In questo senso abbiamo bisogno di essere soccorsi ed educati, per disporci in modo conveniente: la volontà è buona — scrive san Paolo nella II lettera ai Corinzi — quando è pronta e costante, ricca di zelo nel perseguire la carità e non la gelosia, l’uguaglianza e non la divisione. La parabola di Lc 12,35-48 è una guida preziosa dentro la dimensione liturgica dell’avvento: l’attesa richiede fedeltà e prontezza, forza e vigilanza, cioè il superamento dei meschini orizzonti tracciati dalla propria volontà, per aprirsi a un progetto, a una volontà, più grandi. 
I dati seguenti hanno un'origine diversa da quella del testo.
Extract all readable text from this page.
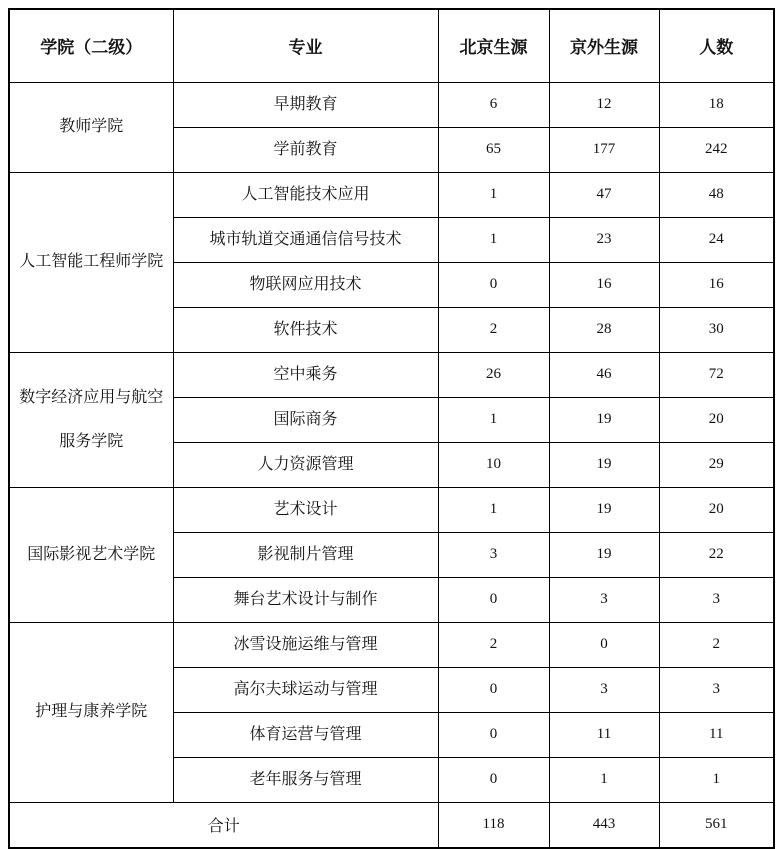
学院（二级）	专业	北京生源	京外生源	人数
教师学院	早期教育	6	12	18
	学前教育	65	177	242
人工智能工程师学院	人工智能技术应用	1	47	48
	城市轨道交通通信信号技术	1	23	24
	物联网应用技术	0	16	16
	软件技术	2	28	30
数字经济应用与航空服务学院	空中乘务	26	46	72
	国际商务	1	19	20
	人力资源管理	10	19	29
国际影视艺术学院	艺术设计	1	19	20
	影视制片管理	3	19	22
	舞台艺术设计与制作	0	3	3
护理与康养学院	冰雪设施运维与管理	2	0	2
	高尔夫球运动与管理	0	3	3
	体育运营与管理	0	11	11
	老年服务与管理	0	1	1
合计		118	443	561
Natale è il pane del cielo sulla tavola di ogni uomo del deserto. “Sono disceso dal cielo — dice Gesù in Gv 6 — per fare non la mia volontà, ma la volontà di colui che mi ha mandato. E questa è la volontà di colui che mi ha mandato, che io non perda nulla di quanto egli mi ha dato […]. Questa infatti è la volontà del Padre mio, che chiunque vede il Figlio e crede in lui abbia la vita eterna”. Più di tutti Paolo di Tarso ha recepito e sviluppato questa indicazione: il cristiano non annuncia se stesso, ma la luce splendente nelle tenebre (2Cor 4,1-6) che accende la sua mente e il suo cuore. Proprio perché testimone e servitore di ciò che ha visto, non ha motivo di temere, non ha un disegno proprio da custodire o difendere. 
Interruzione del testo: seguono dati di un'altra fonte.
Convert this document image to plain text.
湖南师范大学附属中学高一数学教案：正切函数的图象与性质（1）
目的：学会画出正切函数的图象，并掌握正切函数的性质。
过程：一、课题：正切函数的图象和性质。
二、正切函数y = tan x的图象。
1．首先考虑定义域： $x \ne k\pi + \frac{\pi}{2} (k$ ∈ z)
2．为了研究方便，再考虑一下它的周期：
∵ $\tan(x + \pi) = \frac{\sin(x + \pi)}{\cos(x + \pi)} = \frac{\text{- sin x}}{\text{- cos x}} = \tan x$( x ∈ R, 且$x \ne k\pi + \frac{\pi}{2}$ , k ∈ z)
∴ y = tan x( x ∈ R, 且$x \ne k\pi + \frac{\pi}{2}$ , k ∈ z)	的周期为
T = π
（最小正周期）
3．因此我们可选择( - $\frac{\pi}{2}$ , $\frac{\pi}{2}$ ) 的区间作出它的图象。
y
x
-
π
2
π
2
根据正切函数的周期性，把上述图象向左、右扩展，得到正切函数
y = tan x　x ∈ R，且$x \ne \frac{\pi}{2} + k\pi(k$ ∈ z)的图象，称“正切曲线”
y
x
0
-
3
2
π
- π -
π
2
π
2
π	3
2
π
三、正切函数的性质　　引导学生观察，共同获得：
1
Non è più il tempo del pianto o del cruccio, poiché “il Signore aspetta con fiducia per farci grazia” (Is 30,18). La nostra attesa è legittimata e radicata nella Sua attesa, che dalla grotta interpella reiteratamente la nostra intelligenza. Alessandro Manzoni  ha espresso con straordinaria icasticità la forza di questa iniziativa misericordiosa che ci sottrae all’orizzonte della nostra miseria: “Qual era mai persona / che al Santo inaccessibile / potesse dir: perdona?” (Il Natale, vv. 23-25). Là dove era uno sforzo vano, ora si dischiude la possibilità di un rapporto personale, per effetto del primato — in Dio — dell’amore. Tocca all’uomo di dire sì a simile offerta. Eppure proprio Manzoni registra la fatica d’un tale assenso, che obbliga a rivedere ogni criterio e metro di giudizio, fino a riconoscere il nostro re incarnato in una stalla. È il traguardo verso cui Natale ci chiama e ci conduce, ed è l’unica preghiera che occorre: per rinunciare a sé e lasciarsi ferire dall’annuncio d’un Dio che, anziché nascondersi, si manifesta nella polvere dell’ultimo. Un Dio che, rivelandosi, si nasconde agli occhi dei superbi e dei potenti sui troni, non a quelli degli affamati (Lc 1, 51-52).